Par Kevin Beck, mis à jour le 30 août 2022
Les cellules sont les éléments constitutifs de la vie et, dans les organismes complexes, elles sont hautement spécialisées. À l’intérieur de ces cellules, les organites accomplissent des tâches essentielles qui maintiennent des conditions cellulaires optimales pour la survie. Parmi ceux-ci, deux organites :les mitochondries et les chloroplastes - agissent comme des centrales électriques des cellules, convertissant les nutriments en énergie utilisable.
Les procaryotes, comme les bactéries et les archées, sont généralement des organismes unicellulaires qui dépendent presque exclusivement de la glycolyse, une voie de production d'énergie qui se produit dans le cytoplasme. Les eucaryotes, quant à eux, possèdent des organites membranaires qui répartissent le travail entre divers processus métaboliques. Alors que les deux types de cellules contiennent de l'ADN, une membrane plasmique, un cytoplasme et des ribosomes, les cellules eucaryotes ajoutent des organites comme des mitochondries et des chloroplastes pour répondre aux demandes énergétiques complexes.
Les mitochondries et les chloroplastes portent leur propre ADN circulaire, caractéristique de leur passé évolutif en tant que bactéries indépendantes. Selon la théorie endosymbiotique, ces bactéries ont été englouties par les premiers eucaryotes et ont conservé leurs capacités métaboliques, donnant naissance à la cellule eucaryote moderne.
Les plantes génèrent du glucose par la photosynthèse, un processus en deux étapes qui se déroule dans les chloroplastes. Ces organites abritent la chlorophylle, le pigment qui donne aux plantes leur couleur verte, au sein des membranes thylakoïdes. L'énergie lumineuse est exploitée pour produire de l'ATP et du NADPH, qui sont ensuite utilisés pour synthétiser du glucose à partir du dioxyde de carbone et de l'eau. Le glucose qui en résulte fournit de l'énergie à la cellule et, finalement, aux organismes qui consomment des matières végétales.
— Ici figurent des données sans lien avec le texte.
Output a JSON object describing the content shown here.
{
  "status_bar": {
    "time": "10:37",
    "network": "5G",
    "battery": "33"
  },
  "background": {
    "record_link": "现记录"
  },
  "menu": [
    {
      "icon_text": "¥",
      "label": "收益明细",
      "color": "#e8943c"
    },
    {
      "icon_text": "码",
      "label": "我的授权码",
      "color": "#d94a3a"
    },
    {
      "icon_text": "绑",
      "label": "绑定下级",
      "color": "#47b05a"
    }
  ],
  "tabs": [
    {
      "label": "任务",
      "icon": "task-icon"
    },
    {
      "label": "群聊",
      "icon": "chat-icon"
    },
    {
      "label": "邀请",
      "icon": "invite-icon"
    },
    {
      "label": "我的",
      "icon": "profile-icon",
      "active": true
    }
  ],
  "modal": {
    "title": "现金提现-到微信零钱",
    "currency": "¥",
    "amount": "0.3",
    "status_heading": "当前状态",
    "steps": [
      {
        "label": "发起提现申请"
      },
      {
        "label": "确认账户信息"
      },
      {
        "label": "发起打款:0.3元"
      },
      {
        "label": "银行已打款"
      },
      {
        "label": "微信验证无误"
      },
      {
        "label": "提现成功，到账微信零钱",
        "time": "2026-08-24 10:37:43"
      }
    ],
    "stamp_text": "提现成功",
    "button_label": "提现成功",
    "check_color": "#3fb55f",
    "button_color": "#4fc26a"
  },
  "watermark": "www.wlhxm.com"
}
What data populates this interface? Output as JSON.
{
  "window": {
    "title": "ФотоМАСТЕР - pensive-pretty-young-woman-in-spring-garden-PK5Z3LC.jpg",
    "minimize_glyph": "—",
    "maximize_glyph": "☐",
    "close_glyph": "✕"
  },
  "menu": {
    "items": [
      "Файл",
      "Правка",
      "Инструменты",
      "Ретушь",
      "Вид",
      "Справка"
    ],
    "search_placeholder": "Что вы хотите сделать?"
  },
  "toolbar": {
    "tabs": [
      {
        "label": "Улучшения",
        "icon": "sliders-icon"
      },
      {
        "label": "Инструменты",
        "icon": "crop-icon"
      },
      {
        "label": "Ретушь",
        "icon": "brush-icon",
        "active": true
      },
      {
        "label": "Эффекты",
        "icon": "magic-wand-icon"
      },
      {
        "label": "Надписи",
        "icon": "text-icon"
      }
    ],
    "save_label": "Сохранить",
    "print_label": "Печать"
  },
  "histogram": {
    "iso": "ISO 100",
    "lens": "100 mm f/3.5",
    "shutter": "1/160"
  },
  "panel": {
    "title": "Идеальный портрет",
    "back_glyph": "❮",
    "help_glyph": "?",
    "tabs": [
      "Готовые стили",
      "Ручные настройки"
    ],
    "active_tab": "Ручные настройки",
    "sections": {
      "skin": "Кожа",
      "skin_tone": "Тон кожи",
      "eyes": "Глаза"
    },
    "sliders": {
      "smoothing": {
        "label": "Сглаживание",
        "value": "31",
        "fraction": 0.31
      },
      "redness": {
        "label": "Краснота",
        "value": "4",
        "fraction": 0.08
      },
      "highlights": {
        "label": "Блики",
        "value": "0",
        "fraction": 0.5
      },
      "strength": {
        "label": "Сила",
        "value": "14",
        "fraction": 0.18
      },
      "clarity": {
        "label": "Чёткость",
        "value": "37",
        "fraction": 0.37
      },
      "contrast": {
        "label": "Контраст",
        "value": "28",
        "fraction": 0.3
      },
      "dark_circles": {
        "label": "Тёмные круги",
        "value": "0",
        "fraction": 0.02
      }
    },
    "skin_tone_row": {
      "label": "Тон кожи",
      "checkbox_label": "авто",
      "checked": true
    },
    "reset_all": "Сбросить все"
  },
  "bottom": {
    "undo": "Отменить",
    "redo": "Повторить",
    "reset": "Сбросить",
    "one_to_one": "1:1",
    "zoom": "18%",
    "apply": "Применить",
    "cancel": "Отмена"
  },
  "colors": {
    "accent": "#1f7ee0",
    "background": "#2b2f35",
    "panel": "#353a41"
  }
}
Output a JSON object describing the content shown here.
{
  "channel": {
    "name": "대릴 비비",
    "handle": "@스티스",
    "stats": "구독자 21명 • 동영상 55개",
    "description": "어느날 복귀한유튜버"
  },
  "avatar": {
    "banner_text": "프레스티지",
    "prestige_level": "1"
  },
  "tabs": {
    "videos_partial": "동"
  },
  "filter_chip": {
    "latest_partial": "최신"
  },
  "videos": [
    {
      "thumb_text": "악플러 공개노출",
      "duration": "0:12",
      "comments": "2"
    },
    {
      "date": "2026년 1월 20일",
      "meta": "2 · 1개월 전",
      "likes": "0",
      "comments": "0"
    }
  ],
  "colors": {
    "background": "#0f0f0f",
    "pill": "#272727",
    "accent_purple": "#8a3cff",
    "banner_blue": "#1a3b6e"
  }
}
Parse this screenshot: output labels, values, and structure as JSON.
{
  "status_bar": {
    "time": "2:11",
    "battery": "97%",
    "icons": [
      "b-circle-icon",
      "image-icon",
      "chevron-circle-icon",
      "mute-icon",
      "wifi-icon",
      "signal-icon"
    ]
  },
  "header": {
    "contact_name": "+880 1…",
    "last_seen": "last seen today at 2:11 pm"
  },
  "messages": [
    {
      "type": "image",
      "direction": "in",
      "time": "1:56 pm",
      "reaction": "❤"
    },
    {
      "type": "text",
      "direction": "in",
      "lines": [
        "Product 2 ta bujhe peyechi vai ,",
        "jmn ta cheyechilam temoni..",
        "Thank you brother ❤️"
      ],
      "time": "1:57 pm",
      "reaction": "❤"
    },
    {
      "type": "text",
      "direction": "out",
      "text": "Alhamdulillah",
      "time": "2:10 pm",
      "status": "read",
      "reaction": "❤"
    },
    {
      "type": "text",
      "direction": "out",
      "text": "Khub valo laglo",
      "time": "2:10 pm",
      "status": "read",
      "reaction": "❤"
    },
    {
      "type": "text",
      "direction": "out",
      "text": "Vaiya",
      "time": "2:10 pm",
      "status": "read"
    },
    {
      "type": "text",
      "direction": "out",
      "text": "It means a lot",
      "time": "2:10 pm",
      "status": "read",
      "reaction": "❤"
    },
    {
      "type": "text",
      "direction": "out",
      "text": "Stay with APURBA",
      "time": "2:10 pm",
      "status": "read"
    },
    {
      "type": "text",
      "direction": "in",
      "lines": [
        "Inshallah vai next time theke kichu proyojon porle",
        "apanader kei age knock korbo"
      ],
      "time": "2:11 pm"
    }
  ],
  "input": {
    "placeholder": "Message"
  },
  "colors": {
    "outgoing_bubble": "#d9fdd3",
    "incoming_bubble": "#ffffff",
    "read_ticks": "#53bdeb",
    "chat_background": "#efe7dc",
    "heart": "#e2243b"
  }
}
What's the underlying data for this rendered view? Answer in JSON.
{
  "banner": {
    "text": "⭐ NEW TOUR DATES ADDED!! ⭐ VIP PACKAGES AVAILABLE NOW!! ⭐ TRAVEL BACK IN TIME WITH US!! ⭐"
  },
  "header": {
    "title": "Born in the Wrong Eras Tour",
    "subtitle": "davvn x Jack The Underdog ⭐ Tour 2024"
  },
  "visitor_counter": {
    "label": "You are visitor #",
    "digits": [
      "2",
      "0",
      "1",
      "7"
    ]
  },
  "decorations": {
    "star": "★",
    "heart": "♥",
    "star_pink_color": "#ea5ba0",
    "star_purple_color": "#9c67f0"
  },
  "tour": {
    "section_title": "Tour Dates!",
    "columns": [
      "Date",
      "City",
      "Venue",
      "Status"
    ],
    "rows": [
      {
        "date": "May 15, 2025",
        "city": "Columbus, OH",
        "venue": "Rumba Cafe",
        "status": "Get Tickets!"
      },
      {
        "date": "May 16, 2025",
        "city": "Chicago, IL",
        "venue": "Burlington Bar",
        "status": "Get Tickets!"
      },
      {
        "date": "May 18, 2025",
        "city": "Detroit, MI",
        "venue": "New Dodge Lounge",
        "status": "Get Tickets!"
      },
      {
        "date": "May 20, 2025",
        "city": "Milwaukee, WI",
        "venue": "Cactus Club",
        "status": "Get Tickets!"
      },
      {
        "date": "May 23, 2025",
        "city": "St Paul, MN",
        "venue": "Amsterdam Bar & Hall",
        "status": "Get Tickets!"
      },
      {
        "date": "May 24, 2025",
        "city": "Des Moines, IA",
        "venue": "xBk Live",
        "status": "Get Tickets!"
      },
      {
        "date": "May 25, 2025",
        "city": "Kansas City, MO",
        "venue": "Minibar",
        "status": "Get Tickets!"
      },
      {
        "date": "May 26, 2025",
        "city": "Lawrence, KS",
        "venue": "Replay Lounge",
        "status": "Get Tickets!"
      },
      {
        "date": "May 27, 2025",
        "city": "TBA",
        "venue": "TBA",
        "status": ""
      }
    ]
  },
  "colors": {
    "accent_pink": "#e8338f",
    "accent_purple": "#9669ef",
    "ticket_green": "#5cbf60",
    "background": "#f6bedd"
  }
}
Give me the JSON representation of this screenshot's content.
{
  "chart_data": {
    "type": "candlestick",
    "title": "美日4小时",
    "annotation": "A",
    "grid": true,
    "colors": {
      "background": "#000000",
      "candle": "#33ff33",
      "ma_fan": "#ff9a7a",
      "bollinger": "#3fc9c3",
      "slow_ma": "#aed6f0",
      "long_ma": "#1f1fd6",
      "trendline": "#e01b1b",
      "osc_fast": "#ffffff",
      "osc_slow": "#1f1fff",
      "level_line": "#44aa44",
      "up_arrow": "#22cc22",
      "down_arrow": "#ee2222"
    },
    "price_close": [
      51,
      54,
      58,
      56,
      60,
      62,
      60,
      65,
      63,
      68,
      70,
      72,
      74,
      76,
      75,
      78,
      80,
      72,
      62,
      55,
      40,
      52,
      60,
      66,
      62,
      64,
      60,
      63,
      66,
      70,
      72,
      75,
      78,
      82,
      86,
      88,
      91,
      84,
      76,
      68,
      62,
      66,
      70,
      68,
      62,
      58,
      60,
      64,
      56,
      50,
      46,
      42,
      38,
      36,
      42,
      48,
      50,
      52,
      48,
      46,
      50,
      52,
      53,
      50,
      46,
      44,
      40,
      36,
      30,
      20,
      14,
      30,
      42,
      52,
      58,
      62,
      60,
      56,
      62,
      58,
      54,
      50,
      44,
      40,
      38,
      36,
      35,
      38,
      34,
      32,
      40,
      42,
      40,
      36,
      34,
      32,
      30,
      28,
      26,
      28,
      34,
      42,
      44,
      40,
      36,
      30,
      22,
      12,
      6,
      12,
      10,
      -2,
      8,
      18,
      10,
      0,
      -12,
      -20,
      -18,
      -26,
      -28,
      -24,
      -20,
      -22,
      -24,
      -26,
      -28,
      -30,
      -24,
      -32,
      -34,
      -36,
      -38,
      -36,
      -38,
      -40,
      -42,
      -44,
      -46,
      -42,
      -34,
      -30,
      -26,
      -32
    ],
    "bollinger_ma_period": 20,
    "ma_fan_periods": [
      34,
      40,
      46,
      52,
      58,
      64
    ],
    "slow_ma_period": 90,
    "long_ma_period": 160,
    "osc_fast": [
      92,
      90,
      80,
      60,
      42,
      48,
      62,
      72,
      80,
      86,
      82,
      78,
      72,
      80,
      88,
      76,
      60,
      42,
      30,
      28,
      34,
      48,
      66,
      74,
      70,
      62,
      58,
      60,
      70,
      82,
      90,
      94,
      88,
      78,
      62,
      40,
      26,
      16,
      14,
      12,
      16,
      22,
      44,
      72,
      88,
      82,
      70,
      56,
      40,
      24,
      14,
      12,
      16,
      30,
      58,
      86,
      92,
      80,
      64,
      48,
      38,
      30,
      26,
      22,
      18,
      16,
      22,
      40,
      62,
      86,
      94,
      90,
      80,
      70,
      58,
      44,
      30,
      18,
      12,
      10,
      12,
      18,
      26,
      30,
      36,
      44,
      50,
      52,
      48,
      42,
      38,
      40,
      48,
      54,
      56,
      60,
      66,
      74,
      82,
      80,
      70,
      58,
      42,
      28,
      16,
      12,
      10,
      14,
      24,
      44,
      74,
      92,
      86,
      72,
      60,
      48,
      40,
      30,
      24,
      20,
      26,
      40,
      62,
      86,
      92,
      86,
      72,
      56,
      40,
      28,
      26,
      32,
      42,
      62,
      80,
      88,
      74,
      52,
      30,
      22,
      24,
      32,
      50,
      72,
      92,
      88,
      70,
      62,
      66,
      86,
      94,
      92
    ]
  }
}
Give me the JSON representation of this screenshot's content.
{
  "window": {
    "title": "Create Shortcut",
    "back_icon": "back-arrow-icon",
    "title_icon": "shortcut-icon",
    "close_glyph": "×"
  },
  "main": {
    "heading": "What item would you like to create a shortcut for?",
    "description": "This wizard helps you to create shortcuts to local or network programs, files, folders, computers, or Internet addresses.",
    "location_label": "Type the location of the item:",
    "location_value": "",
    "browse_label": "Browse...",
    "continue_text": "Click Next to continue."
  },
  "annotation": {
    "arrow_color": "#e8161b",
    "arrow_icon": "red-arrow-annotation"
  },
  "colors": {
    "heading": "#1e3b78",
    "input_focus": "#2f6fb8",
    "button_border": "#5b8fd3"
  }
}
Chez les plantes et les animaux, les mitochondries effectuent la respiration aérobie, c'est-à-dire la dégradation du glucose pour libérer l'ATP. Le pyruvate, le produit final de la glycolyse, est transporté dans la matrice mitochondriale, converti en acétyl-CoA et introduit dans le cycle de Krebs. Les électrons du cycle de Krebs voyagent ensuite à travers la chaîne de transport d'électrons sur la membrane mitochondriale interne, entraînant la synthèse de 34 à 36 molécules d'ATP par glucose, en plus des deux ATP générées par la glycolyse.
Ces organites illustrent comment la production d'énergie cellulaire a évolué pour répondre aux demandes de formes de vie de plus en plus complexes.